PESHAWAR, March 14: The outgoing NWFP Governor, Lt.-Gen. (retd) Syed Iftikhar Hussain Shah, has said he plans to write his memoirs, recording his over four and a half years of stay in the top office.
Governor Iftikhar, who spent a busy morning and afternoon on what was his last day in the sprawling British-era Governor’s House, inaugurating a new extension block and lat-er attending a farewell reception given in his honour by tribesmen at Jamrud, Khyber Agency, was circumspect about his future plans.
He will attend a 9.30am meeting on Tuesday with the staff of the Governor’s House before packing up his things and leave for his native Kohat.
The man stepping into his shoes is the fun-loving Commander Khalilur Rehman, who is expected to bring some colour to the otherwise sombre atmosphere of the Governor’s House.
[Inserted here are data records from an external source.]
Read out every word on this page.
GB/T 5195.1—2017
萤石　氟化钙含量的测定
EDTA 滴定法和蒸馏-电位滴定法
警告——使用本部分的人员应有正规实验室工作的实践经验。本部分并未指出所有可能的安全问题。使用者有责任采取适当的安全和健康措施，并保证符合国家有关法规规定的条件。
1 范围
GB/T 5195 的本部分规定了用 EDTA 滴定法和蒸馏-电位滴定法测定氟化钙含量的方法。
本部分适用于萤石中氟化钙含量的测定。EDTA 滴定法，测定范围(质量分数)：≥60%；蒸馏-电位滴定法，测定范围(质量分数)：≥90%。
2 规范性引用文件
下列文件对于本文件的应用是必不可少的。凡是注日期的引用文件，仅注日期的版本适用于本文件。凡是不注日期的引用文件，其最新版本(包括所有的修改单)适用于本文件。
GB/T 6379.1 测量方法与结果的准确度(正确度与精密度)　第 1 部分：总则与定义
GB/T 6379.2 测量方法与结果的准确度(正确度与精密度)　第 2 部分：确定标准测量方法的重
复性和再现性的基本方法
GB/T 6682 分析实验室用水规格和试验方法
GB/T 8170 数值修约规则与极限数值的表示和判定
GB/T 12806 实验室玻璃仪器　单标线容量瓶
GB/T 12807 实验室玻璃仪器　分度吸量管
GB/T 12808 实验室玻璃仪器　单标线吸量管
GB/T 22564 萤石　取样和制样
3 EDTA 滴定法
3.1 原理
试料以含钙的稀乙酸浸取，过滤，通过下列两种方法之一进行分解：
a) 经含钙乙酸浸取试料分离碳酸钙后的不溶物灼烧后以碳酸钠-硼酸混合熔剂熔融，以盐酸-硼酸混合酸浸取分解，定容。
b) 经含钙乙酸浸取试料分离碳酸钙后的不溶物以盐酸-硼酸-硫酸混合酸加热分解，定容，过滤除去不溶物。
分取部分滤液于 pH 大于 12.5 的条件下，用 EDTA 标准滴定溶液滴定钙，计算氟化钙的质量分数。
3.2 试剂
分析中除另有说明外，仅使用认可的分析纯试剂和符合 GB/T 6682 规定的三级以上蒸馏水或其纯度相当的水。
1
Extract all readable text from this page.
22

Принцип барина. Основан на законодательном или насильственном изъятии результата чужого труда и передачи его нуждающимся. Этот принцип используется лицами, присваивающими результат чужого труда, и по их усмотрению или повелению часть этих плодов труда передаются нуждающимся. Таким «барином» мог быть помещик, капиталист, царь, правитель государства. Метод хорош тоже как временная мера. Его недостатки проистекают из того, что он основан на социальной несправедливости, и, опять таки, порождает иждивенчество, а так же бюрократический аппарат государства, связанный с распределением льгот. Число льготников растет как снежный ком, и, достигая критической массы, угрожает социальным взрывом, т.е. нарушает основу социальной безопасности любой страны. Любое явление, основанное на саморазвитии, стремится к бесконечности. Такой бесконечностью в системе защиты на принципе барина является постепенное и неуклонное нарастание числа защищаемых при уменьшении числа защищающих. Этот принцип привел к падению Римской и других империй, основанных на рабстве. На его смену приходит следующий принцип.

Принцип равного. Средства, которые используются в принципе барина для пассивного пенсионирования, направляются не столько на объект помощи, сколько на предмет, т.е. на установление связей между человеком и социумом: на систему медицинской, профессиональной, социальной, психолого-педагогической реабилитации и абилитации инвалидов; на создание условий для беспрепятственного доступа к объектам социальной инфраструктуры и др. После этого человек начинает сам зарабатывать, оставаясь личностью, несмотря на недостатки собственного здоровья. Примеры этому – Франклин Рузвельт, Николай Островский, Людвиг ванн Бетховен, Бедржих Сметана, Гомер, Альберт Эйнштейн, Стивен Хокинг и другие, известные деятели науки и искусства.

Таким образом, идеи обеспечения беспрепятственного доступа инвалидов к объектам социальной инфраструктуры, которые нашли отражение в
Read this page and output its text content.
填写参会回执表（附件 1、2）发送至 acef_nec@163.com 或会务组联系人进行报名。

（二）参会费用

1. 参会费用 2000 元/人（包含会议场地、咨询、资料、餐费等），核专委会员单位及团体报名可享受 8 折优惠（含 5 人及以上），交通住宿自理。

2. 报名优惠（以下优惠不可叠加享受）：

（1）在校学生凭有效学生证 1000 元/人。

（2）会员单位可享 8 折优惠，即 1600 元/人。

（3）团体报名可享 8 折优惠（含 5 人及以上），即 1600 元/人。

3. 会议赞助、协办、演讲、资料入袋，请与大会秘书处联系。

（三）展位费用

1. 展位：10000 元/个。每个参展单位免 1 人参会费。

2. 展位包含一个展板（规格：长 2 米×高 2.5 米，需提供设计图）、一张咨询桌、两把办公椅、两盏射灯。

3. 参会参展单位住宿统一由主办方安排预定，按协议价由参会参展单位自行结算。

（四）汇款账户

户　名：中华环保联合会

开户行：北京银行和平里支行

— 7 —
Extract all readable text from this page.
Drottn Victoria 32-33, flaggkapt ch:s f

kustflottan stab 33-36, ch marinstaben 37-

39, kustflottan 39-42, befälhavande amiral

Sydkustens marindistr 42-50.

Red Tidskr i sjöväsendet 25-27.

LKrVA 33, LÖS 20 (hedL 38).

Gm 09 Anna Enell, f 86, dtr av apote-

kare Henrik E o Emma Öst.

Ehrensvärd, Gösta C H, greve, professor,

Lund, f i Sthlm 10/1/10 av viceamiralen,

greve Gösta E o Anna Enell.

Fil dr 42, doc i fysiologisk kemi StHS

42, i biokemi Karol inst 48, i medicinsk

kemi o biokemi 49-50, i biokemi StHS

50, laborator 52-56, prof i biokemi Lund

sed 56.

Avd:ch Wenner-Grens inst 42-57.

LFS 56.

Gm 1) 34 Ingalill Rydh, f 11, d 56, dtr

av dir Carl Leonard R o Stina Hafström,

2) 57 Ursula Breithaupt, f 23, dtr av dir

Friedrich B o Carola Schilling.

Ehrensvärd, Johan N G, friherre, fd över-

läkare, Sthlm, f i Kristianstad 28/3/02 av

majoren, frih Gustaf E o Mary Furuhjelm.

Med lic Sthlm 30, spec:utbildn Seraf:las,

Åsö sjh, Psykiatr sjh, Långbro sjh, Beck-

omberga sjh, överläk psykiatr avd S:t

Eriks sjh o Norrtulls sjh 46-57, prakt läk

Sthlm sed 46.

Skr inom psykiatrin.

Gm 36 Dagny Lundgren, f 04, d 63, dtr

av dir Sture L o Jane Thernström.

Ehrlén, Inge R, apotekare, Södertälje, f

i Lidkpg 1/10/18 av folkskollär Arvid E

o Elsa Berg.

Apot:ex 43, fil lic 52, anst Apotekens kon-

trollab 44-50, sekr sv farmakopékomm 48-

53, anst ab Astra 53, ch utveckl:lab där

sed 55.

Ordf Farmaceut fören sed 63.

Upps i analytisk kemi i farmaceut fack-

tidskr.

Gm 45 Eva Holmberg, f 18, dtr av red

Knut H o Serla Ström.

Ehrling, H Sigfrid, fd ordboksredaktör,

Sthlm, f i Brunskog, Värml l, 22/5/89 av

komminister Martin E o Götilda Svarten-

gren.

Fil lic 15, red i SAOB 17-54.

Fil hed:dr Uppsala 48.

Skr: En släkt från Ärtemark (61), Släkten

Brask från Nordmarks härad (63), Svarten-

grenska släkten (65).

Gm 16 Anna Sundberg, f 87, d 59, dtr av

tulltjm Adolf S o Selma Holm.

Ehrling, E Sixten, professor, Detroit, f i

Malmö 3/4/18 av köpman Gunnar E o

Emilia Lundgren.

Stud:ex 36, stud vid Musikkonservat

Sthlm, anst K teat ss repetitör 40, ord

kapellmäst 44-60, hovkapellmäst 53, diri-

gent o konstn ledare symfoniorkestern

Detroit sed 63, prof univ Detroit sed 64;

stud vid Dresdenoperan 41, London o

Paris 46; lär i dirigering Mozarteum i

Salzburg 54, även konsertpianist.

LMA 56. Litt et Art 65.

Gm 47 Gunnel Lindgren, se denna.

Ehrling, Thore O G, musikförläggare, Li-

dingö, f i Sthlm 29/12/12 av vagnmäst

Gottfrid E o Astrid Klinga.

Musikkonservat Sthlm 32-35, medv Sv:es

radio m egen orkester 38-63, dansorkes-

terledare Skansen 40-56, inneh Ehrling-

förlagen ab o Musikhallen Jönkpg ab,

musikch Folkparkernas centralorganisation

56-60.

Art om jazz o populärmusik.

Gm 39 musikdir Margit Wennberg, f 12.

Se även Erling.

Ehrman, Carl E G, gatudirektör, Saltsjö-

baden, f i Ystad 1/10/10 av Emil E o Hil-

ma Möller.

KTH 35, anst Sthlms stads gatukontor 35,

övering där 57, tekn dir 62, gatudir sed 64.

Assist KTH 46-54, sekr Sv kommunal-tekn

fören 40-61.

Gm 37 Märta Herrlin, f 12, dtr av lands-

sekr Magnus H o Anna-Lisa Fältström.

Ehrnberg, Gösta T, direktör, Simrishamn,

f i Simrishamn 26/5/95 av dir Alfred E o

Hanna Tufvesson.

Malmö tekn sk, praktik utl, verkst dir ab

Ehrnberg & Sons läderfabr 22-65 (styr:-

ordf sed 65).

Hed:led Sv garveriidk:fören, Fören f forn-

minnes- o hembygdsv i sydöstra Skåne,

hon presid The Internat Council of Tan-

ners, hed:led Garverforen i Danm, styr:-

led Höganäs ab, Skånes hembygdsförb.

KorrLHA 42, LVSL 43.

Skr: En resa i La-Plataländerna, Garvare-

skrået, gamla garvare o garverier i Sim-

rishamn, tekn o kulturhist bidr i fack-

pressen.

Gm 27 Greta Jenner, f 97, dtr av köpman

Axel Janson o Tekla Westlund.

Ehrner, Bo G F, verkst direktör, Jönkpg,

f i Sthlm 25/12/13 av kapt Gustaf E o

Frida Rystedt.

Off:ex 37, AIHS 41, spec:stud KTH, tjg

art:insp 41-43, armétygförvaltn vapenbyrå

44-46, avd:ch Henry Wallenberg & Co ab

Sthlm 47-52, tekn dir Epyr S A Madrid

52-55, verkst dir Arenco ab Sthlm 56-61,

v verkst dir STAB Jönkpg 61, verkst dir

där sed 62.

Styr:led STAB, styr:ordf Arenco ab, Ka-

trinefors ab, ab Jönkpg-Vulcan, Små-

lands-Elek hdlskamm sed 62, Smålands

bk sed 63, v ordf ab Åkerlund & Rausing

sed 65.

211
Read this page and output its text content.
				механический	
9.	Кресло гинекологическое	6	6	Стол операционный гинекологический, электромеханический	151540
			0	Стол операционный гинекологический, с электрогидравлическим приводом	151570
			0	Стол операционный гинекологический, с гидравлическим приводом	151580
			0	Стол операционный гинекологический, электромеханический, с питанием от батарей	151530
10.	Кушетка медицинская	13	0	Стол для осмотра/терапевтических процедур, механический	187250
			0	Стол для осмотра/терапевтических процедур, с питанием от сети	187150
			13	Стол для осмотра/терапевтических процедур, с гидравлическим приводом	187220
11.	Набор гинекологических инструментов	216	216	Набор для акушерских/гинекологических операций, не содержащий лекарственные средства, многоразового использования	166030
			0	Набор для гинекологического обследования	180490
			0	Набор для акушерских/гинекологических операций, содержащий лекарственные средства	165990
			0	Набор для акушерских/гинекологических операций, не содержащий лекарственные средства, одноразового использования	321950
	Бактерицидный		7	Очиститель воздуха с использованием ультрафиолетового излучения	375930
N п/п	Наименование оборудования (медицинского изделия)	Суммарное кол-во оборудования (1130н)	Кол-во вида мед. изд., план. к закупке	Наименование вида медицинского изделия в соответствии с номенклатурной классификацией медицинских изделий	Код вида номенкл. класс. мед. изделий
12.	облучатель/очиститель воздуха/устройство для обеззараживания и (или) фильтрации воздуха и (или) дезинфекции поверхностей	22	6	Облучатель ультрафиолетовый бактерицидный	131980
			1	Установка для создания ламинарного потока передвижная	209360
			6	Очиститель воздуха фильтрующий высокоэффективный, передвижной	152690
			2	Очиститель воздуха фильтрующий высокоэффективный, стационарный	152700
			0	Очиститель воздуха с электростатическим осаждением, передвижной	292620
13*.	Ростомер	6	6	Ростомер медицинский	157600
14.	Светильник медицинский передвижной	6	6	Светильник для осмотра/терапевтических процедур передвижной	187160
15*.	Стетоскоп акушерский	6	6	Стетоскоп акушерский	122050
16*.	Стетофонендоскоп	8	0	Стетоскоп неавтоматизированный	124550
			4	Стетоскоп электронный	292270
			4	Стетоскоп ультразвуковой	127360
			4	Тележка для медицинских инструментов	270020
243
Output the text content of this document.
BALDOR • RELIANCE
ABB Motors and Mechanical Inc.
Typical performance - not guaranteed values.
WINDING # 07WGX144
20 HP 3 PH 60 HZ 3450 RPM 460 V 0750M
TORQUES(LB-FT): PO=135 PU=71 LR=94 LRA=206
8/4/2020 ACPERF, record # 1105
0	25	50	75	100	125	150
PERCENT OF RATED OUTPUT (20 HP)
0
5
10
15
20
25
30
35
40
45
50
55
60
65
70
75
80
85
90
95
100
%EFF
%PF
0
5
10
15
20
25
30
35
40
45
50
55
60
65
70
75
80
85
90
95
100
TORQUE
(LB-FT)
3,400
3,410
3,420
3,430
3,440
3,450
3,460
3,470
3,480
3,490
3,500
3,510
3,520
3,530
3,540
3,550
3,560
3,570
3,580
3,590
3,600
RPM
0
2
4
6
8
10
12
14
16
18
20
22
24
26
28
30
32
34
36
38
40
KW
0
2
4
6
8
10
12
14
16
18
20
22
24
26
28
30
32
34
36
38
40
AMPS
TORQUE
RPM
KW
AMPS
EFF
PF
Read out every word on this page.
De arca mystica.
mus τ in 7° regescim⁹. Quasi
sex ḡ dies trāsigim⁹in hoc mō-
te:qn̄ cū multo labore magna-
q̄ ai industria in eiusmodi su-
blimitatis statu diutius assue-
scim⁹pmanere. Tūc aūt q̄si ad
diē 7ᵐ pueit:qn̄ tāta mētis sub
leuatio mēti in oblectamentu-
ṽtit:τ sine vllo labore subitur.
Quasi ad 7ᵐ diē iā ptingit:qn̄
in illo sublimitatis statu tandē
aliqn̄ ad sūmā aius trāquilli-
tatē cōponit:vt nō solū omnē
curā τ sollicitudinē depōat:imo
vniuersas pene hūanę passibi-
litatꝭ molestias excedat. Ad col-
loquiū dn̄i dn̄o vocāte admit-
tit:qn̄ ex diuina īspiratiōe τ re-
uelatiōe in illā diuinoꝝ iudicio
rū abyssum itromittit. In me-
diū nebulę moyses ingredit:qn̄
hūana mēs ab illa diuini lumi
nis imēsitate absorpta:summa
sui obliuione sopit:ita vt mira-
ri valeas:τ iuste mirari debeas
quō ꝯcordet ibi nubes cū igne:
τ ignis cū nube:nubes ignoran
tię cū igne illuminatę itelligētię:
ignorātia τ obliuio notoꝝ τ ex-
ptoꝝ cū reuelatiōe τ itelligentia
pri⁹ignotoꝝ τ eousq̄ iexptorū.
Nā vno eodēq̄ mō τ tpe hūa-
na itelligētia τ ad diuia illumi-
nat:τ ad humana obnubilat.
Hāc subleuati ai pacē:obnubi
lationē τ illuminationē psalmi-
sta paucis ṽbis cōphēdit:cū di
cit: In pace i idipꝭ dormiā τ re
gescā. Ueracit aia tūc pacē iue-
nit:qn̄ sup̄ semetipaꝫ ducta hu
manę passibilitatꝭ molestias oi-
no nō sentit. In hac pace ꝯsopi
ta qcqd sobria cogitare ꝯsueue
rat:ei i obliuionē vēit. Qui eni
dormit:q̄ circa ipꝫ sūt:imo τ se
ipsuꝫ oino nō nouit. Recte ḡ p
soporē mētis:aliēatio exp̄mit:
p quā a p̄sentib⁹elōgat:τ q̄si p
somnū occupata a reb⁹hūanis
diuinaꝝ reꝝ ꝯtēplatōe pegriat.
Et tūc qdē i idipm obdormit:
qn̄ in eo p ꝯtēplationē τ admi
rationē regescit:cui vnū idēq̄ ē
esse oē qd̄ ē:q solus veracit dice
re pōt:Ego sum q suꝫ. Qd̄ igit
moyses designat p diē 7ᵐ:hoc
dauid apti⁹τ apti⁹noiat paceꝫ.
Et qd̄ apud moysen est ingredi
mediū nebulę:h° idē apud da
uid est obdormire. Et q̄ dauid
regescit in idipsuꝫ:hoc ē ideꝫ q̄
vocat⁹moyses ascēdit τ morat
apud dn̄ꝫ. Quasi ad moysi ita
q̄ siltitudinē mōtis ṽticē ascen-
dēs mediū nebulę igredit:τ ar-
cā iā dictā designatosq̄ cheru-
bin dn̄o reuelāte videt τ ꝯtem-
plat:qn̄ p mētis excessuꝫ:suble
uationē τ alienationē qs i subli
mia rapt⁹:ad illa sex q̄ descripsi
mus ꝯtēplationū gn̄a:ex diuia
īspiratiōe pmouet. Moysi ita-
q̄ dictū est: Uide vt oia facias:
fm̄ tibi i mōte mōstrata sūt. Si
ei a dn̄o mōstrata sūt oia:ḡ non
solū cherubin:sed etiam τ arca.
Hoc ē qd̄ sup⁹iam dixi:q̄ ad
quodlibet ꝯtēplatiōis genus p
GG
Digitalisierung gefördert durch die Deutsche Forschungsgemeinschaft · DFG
He will take the oath of office at 5pm. He will become the 25th governor of the NWFP and the third from Peshawar to make it to the beautiful mansion perched atop a little prairie. A man never known to mince words, Governor Iftikhar had virtually nothing to say to waiting reporters.
“No press conference and press talk today,” he said before shaking hands with and embracing well-wishers who had come to bid farewell to the man who had served them well both during his 27-month stint as the chief executive of the province and as governor in the following months.
He would tell reporters how bad were things when he took over as the chief executive of the NWFP which was surviving on borrowed money.
By the time he handed over the reigns to the MMA, he had left for them Rs8 billion in the kitty. It was precisely towards the fag end of his stint as the chief executive that Gen Iftikhar was seen moving full throttle on the development front.
As the governor of NWFP, his primary role had come down to that of looking after the seven tribal regions. Besides backwardness, they faced a potentially explosive problem — the simmering Al Qaeda issue in the post-9/11 scenario. He carried out large-scale development work in the backwater of the country and, at the same time, effectively tackled the issue of foreign militants.
However, his exit from the Governor’s House has not come as a surprise. His critics hold him responsible for the rather startling performance of the MMA in the last general elections in the NWFP, though his family friends accuse security agencies of having misled the government in the first place by giving wrong assessment.
The coming local bodies’ elections and the next national elections appear to be one of the major reasons, therefore, for bringing in a political man to deal with the MMA issue.
Things had started turning sour for Gen. Iftikhar after the March 2002 military debacle in South Waziristan. Among the three names that began to be blamed for the mess-up in Kaloosha, Political Agent, South, Mohammad Azam Khan, became the first casualty. The other two names that did the round were that of the Inspector General of Frontier Corps. Maj. Gen. Hamid, and Gen. Iftikhar.
While Mr Azam and Gen. Hamid fell one after the other, Gen Iftikhar survived the Kaloosha debacle.